When reopening the office, begin with unity 

So how should leaders in all spheres think about teaming now? What strategies should they be putting in place amid uncertainty? 

Begin with unity in your messaging, says Edmondson. In the coming weeks and months, leaders should openly state their goals for returning to the office, which should be simply getting together safely. Communicate that mission with clarity and passion—and do it often, even though it might seem obvious. “You need to say it daily because people are busy and distracted and must be reminded,” says Edmondson. 

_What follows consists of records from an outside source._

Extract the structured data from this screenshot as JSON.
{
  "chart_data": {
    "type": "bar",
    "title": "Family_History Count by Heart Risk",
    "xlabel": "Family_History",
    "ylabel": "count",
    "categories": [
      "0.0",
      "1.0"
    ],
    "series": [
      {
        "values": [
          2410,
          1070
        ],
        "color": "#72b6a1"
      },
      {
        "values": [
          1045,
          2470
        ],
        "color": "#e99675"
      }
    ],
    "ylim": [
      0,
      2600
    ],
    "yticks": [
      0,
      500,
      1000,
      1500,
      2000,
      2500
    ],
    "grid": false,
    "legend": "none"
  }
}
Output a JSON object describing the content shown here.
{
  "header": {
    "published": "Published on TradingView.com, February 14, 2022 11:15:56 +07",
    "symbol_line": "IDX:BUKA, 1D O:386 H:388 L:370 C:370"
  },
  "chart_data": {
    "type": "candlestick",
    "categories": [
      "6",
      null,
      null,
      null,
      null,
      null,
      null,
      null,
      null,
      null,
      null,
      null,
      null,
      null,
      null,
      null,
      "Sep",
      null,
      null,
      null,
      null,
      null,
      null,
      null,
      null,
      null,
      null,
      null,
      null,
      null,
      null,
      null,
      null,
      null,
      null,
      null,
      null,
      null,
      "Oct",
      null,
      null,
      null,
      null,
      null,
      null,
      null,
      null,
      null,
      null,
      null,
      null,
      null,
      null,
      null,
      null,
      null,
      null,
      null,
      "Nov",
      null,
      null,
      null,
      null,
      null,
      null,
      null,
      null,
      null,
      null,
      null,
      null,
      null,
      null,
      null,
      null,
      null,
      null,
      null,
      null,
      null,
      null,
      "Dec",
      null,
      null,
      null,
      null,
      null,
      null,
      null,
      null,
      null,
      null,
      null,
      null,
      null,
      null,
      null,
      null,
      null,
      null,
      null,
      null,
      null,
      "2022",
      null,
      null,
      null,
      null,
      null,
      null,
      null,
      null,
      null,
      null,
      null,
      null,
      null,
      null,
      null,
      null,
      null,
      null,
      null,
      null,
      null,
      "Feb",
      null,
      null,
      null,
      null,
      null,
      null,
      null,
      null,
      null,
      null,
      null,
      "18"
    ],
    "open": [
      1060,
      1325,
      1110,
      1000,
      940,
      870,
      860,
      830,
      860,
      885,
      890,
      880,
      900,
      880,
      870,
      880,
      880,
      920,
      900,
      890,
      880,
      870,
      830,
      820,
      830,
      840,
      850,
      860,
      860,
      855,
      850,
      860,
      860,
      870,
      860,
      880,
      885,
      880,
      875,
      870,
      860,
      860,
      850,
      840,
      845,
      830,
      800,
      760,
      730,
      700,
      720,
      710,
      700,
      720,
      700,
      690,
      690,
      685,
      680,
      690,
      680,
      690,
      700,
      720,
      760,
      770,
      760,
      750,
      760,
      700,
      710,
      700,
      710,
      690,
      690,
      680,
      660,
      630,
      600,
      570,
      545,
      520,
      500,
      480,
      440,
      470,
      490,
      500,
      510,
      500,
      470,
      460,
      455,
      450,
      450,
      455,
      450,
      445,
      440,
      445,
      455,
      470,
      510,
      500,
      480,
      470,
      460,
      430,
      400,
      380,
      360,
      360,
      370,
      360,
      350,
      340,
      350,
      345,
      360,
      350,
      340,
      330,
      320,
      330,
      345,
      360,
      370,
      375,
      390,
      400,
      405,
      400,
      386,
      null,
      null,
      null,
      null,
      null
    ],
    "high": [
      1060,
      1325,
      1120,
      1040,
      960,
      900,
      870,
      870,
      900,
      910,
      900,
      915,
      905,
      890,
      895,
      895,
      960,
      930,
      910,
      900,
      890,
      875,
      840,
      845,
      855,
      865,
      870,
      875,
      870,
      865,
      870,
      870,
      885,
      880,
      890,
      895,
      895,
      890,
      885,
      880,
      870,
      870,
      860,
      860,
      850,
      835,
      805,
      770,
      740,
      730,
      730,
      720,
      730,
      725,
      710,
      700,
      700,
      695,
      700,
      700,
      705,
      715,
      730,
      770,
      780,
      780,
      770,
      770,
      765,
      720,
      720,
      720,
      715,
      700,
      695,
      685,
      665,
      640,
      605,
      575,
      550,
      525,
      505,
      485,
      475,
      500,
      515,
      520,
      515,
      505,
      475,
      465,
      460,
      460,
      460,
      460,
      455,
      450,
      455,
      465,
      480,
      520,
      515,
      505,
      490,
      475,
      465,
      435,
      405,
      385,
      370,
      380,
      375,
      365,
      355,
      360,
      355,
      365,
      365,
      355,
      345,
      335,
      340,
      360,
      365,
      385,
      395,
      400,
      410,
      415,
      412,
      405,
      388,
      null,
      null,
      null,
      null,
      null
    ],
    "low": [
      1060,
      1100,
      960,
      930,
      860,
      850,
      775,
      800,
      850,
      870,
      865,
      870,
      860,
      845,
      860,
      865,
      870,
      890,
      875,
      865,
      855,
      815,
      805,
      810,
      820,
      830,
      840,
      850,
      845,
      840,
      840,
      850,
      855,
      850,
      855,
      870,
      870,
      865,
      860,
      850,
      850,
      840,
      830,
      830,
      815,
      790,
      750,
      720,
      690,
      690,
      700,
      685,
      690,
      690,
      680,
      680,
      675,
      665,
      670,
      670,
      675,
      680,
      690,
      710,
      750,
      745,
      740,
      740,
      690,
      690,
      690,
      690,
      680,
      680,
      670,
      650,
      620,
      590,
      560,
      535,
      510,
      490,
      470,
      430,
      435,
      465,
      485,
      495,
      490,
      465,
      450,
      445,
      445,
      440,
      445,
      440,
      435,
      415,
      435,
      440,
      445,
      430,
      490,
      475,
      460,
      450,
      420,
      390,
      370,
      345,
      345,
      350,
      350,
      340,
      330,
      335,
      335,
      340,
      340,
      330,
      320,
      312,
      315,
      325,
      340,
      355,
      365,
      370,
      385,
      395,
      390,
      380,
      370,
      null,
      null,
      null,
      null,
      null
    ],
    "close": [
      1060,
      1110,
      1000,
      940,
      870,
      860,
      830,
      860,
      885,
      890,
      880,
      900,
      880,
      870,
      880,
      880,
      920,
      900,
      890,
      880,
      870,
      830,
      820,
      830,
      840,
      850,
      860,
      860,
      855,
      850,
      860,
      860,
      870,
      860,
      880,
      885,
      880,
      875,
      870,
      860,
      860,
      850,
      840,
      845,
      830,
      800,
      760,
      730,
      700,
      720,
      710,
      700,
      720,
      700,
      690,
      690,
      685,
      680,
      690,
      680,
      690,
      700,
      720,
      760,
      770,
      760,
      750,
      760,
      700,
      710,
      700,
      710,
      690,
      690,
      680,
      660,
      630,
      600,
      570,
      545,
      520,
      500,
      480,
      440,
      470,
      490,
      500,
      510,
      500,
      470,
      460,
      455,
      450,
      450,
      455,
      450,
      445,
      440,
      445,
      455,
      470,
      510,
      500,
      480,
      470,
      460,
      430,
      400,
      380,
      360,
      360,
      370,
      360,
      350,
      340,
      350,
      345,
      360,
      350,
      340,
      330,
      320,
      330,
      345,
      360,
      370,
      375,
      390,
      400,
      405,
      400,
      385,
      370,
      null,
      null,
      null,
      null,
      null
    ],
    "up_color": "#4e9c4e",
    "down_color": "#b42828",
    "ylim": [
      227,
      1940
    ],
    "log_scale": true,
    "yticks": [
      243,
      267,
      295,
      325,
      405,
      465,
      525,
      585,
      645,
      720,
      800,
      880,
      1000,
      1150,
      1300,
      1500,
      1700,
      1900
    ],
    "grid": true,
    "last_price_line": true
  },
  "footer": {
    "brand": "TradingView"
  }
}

Admit that you’ll be writing the playbook as you execute it, and even admit when you don’t know the answers. While some may assume saying “I don’t know” looks like weak leadership, Edmondson says it actually shows strength, because there are no clear answers in the current environment. Encourage people to bring their ideas, worries and questions to the table and to think like a scientist, and admit that mistakes will be made.

Learn from COVID lockdown

While there’s a lingering question of how we get “back to normal,” Edmondson believes we will never go back to how we operated inside offices previously.  “Like it or not, we’re going forward, but some aspects will resemble the past,” she says.

Instead, bring lessons from COVID-19 to look ahead. Ask employees to think about what they’ve learned about themselves, customers and products, that they wouldn’t have otherwise. Use those lessons to build your organization going forward.

For instance, during lockdown, many work-from-home employees found it easier to be open than in the past. When a child walked in on a Zoom meeting, it was noted, accepted and even joked about. That moment turned into connection, bonding and openness among colleagues. If you take some of that open mindset back to the office, it could drive creativity and innovation, says Edmondson.

In the end, a safe workplace and one that rises above the chaos of the world will require transparency and fierce communication. Leaders must extend a clear invitation for employees to express their ideas and concerns, regularly take the pulse of how people feel, reiterate the shared mission of the organization, and empower people to solve problems. By learning and finding those very thin silver linings of the pandemic, leaders can work to reinvent their organizations for the future.